Eryüksel (1996) tarafından yapılan araştırmada anne-baba ve ergen ilişkilerinin problem çözme iletişim becerileri, bilişsel çarpıtmalar ve aile yapısı açısından incelenmesi amaçlanmıştır. 12–18 yaşları arasında, orta sosyo-ekonomik düzeydeki ailelerden gelen 429 ergen, 254 anne ve 204 baba olmak üzere 887 kişi ile yapılan bu araştırma anne-baba ve ergen arasındaki ilişkileri davranışsal-aile sistemleri modeli doğrultusunda incelemek amacıyla, problem çözme iletişim becerileri, bilişler, içselleştirilmiş inançlar ve aile yapısı ile ilgili kavramların değerlendirilmesine yarayan PARQ (Anne Baba Ergen İlişkileri Envanteri) uygulanmıştır.
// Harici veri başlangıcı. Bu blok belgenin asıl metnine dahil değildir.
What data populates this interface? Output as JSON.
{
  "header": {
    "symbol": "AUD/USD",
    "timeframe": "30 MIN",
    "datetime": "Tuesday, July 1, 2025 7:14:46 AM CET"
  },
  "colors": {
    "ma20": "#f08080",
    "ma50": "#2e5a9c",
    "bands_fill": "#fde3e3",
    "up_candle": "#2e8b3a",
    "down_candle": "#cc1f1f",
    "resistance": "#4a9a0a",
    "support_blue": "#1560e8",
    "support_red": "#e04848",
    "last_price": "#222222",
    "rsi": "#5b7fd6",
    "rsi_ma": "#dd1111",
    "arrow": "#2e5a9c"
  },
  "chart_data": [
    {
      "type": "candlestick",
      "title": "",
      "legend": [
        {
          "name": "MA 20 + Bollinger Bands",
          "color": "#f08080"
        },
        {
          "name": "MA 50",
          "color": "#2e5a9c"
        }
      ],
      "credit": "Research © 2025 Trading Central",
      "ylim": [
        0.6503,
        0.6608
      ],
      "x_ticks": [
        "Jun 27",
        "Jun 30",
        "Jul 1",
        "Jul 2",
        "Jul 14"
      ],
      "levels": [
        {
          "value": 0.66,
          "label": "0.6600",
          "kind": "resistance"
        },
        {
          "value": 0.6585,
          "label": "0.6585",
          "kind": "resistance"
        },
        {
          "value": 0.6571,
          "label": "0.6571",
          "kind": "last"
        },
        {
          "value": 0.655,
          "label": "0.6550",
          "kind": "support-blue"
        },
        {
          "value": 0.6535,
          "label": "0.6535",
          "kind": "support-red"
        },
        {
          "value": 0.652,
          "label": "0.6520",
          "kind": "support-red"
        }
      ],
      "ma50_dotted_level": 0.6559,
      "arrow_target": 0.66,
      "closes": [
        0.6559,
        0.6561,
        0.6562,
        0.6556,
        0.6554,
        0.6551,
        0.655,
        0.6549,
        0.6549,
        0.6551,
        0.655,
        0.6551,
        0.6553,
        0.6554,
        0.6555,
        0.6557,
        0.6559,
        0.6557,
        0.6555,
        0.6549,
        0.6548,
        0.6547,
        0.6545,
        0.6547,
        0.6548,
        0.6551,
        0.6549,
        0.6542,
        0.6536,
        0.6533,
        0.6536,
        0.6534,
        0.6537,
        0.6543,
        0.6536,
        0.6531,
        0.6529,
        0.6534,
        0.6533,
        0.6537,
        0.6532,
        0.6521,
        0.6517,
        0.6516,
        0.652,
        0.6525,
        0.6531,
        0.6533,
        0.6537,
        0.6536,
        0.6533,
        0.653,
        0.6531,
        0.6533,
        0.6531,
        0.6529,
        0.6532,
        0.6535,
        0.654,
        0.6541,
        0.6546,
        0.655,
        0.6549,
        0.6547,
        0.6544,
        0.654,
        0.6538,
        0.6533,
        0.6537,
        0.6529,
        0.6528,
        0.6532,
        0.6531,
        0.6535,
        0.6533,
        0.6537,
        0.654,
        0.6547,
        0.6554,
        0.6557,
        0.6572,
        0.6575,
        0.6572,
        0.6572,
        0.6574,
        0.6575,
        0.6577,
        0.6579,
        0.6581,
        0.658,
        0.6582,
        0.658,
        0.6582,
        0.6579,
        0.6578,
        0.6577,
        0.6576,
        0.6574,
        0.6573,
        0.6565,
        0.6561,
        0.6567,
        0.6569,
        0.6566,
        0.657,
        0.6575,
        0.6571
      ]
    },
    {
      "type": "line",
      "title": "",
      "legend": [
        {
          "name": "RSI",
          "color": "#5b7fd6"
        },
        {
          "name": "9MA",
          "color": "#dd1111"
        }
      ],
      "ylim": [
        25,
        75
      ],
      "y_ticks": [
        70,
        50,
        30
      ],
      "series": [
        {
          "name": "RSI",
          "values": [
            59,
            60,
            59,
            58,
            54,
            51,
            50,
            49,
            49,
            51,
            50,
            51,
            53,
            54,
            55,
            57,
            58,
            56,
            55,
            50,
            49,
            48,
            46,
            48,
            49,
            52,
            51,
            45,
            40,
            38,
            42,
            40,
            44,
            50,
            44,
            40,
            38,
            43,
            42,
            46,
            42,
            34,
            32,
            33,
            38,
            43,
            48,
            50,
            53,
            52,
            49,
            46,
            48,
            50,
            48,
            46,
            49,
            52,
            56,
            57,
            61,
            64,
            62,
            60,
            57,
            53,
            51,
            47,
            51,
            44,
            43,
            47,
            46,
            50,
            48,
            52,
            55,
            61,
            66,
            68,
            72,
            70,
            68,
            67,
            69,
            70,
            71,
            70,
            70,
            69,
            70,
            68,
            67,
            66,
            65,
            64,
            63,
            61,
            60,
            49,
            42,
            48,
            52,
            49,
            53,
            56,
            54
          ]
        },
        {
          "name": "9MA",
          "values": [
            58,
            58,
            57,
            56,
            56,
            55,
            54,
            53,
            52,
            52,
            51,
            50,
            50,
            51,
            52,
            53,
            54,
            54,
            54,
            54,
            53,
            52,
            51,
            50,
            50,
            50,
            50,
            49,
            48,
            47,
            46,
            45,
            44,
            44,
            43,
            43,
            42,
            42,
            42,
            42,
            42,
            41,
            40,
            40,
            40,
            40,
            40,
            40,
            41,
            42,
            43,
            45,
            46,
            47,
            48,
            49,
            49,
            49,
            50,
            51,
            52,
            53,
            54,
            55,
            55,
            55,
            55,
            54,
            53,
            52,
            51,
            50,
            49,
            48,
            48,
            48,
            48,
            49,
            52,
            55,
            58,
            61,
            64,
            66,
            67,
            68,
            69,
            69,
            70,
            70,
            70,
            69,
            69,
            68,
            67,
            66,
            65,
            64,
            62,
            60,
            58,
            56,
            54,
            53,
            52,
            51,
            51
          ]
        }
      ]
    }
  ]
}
Aynı zamanda, ölçeğin geçerlik-güvenirlik çalışması da yapılmıştır. Ölçeğin geçerli ve güvenilir olduğu saptandıktan sonra veri toplama aracı olarak kullanılmıştır. Sonuç olarak, anne-baba-ergen arasındaki ilişkilerde cinsiyetin etkisi olduğu görülmüştür. Psikiyatrik örneklemdeki ergenlerin normal ergenlere göre anne-baba ilişkilerinde daha çok çatışma, problem çözme ve iletişim beceri yetersizlikleri ifade ettikleri görülmüştür. Normal örneklemde eğitim düzeyi düşük anne-babaların açık çatışma/beceri yetersizlikleri, aile yapısı ve bilişlerle ilgili alt ölçeklerde daha sorunlu anne-baba-ergen ilişkileri belirttikleri görülmüştür. Psikiyatrik örneklemde eğitim düzeyi yüksek olan babaların, problem çözme becerilerinde yetersizlik bildirdikleri ve ayrıca bu babaların ailelerini daha az olumlu gördükleri/gösterdikleri ortaya çıkmıştır.

Problem çözme ve problem çözme becerilerine yönelik olarak yapılan araştırmalar dikkatle incelendiğinde, araştırmaların daha çok lise düzeyinde yapıldığı, okulöncesi dönemde çok fazla araştırma yapılmadığı anlaşılmaktadır. Yapılan araştırmaların da daha çok problem çözme becerilerini etkileyen etmenler üzerinde yoğunlaştığı görülmektedir.